I was told by a very reliable source it is the motors, and I think he said the motors also houses the pinch sensor as well. 

Just a bad batch from the supplier. I think when they order the motor, it comes with the new gears attached if I can remember.


----------



## ridgemanron (Sep 27, 2011)

Babie said:


> I was told by a very reliable source it is the motors, and I think he said the motors also houses the pinch sensor as well.
> 
> Just a bad batch from the supplier. I think when they order the motor, it comes with the new gears attached if I can remember.


 Must be some large batch! Will see tomorrow when they install my motor, since I was notified 
the part arrived at the dealership on Saturday. Keeping my fingers...and toes crossed, just for 
luck!


----------



## Babie (Jul 22, 2012)

ridgemanron said:


> Must be some large batch! Will see tomorrow when they install my motor, since I was notified
> the part arrived at the dealership on Saturday. Keeping my fingers...and toes crossed, just for
> luck!


 My drivers window is getting worse. Has anyone had 100% failure.


----------



## ridgemanron (Sep 27, 2011)

Heard back via email from ' Window Regulators USA'. He believes the problem has nothing 
to do with regulator but believes software in the computer is not working properly. I assume 
this would be the micro-processor in the motor that my service manager mentioned.


----------



## Babie (Jul 22, 2012)

ridgemanron said:


> Heard back via email from ' Window Regulators USA'. He believes the problem has nothing
> to do with regulator but believes software in the computer is not working properly. I assume
> this would be the micro-processor in the motor that my service manager mentioned.

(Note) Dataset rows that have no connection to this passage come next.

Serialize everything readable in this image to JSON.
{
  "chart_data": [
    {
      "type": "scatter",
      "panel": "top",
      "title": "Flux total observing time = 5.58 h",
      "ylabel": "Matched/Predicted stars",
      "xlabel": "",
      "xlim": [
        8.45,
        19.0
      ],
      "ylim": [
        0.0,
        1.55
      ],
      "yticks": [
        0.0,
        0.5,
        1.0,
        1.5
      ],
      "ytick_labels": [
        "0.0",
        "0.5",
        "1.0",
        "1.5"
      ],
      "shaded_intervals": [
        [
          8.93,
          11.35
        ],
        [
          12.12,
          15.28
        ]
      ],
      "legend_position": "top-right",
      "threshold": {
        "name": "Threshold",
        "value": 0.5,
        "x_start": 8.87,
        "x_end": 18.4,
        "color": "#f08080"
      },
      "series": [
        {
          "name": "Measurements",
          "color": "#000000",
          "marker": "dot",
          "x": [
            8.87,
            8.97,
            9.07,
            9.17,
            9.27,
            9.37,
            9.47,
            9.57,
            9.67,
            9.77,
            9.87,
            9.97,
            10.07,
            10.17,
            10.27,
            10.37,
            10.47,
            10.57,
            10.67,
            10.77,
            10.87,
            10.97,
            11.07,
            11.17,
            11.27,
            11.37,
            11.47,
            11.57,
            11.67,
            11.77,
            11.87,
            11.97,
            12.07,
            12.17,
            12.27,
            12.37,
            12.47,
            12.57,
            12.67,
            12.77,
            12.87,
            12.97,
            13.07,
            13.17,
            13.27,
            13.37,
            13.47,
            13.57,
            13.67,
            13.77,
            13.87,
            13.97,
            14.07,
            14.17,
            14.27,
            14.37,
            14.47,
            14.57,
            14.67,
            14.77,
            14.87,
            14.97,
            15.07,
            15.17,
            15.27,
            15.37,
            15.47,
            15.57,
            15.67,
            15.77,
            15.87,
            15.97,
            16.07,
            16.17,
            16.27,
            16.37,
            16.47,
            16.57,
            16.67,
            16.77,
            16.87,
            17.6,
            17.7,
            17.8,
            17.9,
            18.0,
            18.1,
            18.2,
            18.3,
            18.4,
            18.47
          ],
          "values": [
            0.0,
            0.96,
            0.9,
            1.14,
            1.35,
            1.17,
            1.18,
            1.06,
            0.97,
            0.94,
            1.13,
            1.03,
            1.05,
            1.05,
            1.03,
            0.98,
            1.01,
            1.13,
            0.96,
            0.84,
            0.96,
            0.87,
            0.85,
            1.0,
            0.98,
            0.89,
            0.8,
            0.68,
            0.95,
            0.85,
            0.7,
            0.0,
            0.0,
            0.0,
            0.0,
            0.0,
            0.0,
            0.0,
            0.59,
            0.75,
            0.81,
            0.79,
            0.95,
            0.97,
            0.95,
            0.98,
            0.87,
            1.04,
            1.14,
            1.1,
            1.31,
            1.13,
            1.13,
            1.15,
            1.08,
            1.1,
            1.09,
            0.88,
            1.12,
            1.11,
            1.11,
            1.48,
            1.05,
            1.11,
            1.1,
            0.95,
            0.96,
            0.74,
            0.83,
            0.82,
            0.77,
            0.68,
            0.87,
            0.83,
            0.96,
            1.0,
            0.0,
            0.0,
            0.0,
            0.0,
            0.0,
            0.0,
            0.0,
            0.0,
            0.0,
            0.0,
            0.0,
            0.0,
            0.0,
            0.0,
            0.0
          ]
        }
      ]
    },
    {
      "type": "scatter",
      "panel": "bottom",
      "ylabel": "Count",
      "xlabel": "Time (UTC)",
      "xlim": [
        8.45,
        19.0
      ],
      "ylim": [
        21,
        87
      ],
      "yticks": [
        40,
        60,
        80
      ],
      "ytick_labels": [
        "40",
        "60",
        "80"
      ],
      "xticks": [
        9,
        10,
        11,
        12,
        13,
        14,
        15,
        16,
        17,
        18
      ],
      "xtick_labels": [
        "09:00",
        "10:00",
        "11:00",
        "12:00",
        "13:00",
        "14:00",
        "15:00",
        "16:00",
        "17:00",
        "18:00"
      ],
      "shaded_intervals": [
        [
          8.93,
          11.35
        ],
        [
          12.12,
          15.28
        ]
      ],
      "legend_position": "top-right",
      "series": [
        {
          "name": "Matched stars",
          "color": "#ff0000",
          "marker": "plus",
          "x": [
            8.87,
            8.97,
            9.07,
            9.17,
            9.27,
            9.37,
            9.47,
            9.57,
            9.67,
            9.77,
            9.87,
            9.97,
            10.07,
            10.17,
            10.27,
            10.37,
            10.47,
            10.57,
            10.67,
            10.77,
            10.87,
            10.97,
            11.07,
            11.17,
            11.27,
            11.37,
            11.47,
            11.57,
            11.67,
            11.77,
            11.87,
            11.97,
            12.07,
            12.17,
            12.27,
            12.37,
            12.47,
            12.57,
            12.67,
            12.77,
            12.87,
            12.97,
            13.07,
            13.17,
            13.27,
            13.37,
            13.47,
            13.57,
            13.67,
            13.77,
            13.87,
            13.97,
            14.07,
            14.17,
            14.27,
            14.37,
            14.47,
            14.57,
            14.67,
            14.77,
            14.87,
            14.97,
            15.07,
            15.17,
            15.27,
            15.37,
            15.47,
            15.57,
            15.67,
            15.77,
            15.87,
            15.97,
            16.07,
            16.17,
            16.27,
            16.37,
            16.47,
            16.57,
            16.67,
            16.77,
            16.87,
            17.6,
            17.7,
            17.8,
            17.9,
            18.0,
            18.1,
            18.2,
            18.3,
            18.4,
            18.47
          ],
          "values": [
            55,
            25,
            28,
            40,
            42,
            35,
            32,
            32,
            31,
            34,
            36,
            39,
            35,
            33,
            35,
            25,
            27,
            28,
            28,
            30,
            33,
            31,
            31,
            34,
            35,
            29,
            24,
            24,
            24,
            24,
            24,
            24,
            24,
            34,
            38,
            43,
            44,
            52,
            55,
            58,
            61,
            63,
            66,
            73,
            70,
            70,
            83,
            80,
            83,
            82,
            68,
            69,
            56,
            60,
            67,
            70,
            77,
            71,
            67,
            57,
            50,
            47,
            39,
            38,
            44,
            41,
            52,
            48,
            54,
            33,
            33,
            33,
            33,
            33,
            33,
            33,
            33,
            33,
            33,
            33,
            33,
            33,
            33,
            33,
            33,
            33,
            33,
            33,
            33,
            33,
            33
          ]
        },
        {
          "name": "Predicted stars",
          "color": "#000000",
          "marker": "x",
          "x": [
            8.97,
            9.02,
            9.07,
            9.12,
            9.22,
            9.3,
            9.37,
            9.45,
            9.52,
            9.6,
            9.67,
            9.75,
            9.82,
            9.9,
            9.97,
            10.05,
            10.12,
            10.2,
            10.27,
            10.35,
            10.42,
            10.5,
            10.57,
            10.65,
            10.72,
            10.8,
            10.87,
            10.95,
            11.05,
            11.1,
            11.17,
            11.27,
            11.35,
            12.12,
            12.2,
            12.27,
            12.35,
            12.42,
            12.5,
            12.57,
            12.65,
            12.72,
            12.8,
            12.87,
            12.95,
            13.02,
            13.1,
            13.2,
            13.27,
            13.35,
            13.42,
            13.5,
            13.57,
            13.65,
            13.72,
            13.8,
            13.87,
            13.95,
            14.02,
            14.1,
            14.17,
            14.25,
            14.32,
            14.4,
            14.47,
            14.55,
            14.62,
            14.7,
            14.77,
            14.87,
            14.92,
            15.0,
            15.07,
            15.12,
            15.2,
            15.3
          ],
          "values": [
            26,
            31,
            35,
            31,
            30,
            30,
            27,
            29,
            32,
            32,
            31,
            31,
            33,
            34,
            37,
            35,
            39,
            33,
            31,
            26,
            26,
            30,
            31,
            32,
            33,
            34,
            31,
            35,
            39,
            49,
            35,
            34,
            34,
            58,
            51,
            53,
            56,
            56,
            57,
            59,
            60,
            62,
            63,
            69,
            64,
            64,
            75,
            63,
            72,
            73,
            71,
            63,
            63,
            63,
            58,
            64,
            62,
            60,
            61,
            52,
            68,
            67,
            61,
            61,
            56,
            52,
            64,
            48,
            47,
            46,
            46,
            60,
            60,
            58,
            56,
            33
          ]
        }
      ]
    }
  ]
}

 Software runs the world, my field, but I think if it were software, they would of had a fast fix if they has good programmers.


----------



## Babie (Jul 22, 2012)

Today, the windows were bad. I am sort of fried with these windows. I went to a drive thru for lunch, and had a heck of a time getting it to go up it just did the nasty thing, you know the up and down for about 5 minutes. Its getting old fast. Never had a car with this Love Hate relationship as this Beetle. Oh made my first payment OUCH....


----------